Polisario's representative to France, Fadel Ismaïl, stated that as France welcomes the "year of Morocco," it has forgotten that country's illegal occupation of the Western Sahara. He called on all persons of good will, and the media, to raise public awareness of the implications of Morocco's involvement in the Western Sahara and to call on Moroccan officials to respect the right of the Sahrawi people to self-determination. The Sahrawi should not be eternally condemned to Moroccan occupation as a result of France's priority to maintain good relations with Morocco, despite that country's increasing isolation as a result of its obstruction of the Western Sahara peace process. He called on France to liberate itself from the shackles imposed on it by these relations and to resume its place as a responsible player in the region of Northwest Africa.

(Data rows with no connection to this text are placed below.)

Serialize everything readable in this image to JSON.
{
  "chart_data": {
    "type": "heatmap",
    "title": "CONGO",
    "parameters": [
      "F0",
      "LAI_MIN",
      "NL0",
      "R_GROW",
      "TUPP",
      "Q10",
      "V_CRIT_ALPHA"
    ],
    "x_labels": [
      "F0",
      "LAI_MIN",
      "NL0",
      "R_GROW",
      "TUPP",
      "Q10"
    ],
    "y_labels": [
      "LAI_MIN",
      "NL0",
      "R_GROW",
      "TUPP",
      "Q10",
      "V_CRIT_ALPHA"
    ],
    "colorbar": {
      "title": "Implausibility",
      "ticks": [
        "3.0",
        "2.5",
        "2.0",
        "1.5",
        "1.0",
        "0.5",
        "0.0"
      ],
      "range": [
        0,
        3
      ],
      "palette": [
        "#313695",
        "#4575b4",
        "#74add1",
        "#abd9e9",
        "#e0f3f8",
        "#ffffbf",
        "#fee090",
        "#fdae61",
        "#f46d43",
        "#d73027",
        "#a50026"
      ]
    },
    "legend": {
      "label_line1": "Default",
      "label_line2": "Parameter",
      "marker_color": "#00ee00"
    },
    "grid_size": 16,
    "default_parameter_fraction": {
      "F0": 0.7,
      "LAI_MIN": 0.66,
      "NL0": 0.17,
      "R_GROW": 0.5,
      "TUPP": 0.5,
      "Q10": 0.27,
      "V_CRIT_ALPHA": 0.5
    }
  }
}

During a public meeting organized by the All Party Group for the Sahrawi people, many MPs denounced Morocco's obstruction of the peace process and called on the British government to exercise pressure on Morocco. They expressed their indignation at the allocation of $281 million in EU aid to Morocco this year, while Morocco spends $1 million a day in its illegal occupation of Western Sahara (Polisario Front's UK information bureau).

A delegation from the All Party Group for the Sahrawi people in Parliament met the British Minister of State for Foreign Affairs, Derek Fatchett, to discuss the latest developments regarding Western Sahara.

British Government's answer
In an answer to a written question by Lord Steel in the House of Lords about the British government's current policy on Western Sahara, following the failure of the United Nations to hold the referendum last month, Baroness Symons of Vernham Dean answered on behalf of the government: "Her Majesty's Government was disappointed that the referendum in the Western Sahara had to be postponed until December 1999. The UN Secretary General recently visited the region and presented to all the parties involved a package of proposals intended to advance the referendum process. The Polisario, Algeria and Mauritania have all accepted this package and we hope that Morocco also will soon accept. We fully support the UN's efforts to find a just and durable settlement to this dispute. We are working with our EU partners, within the Friends of the Western Sahara Group at the UN and at the Security Council to encourage Morocco to rally to the consensus on the next steps in the process."

SG Report S/1999/88

In his report to the Security Council on the situation in Western Sahara, the Secretary-General noted the Moroccan government's decision to engage in detailed discussions with his Special Representative and the Chairman of the Identification Commission on voter identification and appeals protocols in connection with a referendum on self-determination in the territory. The Moroccan Government is now studying the clarifications provided by the United Nations.
The Secretary-General expressed hope that the current consultations can lead to a prompt resumption of the identification process and to the initiation of the appeals process. He also welcomes the Moroccan Government's decision to formalize the status of the UN High Commissioner for Refugees (UNHCR) in the territory. The Secretary-General recommended that the mandate of the UN Mission for the Referendum in Western Sahara (MINURSO) be extended until 28 February. (UN Highlights)

Security Council Resolution S/RES/1224 1999

"The Security Council extends the mandate of the MINURSO until 11 February 1999. Unanimously adopting resolution 1224 (1999), the Council asked the Secretary-General to keep it informed of all significant developments in the implementation of the Settlement Plan and the agreements reached between the parties - the Government of Morocco and the POLISARIO - and, as appropriate, on the continuing viability of MINURSO's mandate."

Basri declaration

Morocco and the United Nations concluded an agreement on the resumption of the identification of would-be voters in the self-determination referendum that the UN plans to hold in the Sahara. The accord deals with the resumption of the identification of tribal groups who had not been admitted to identification, the beginning of appeal procedures and the status of the MINURSO in Morocco (MAP).

EU aid to Morocco

"The European Union's £4bn overseas aid budget should be radically overhauled to ensure that funds go to the world's poorest countries (...). In a scathing report, the Commons International Development Select Committee will call for a "refocusing" of the EU's priorities. The MPs were horrified that Morocco, which is accused of human right abuses in its illegal occupation of Western Sahara, comes out on top of the list of aid recipients. Morocco receives 8 times more EU aid per head than Bangladesh and Ethiopia" (The Independent).

Human rights
In the November 20 to 26, 1998 issue (No 11) of the Moroccan periodical As-Siyassa, it was reported that the 320 Sahrawi detainees released by Moroccan authorities in June 1991, continue to face daily difficulties including health and employment problems. Fifty-seven detainees died in prison, 13 others following their release as a result of serious health problems caused by poor conditions in detention (Courrier de France, No 7).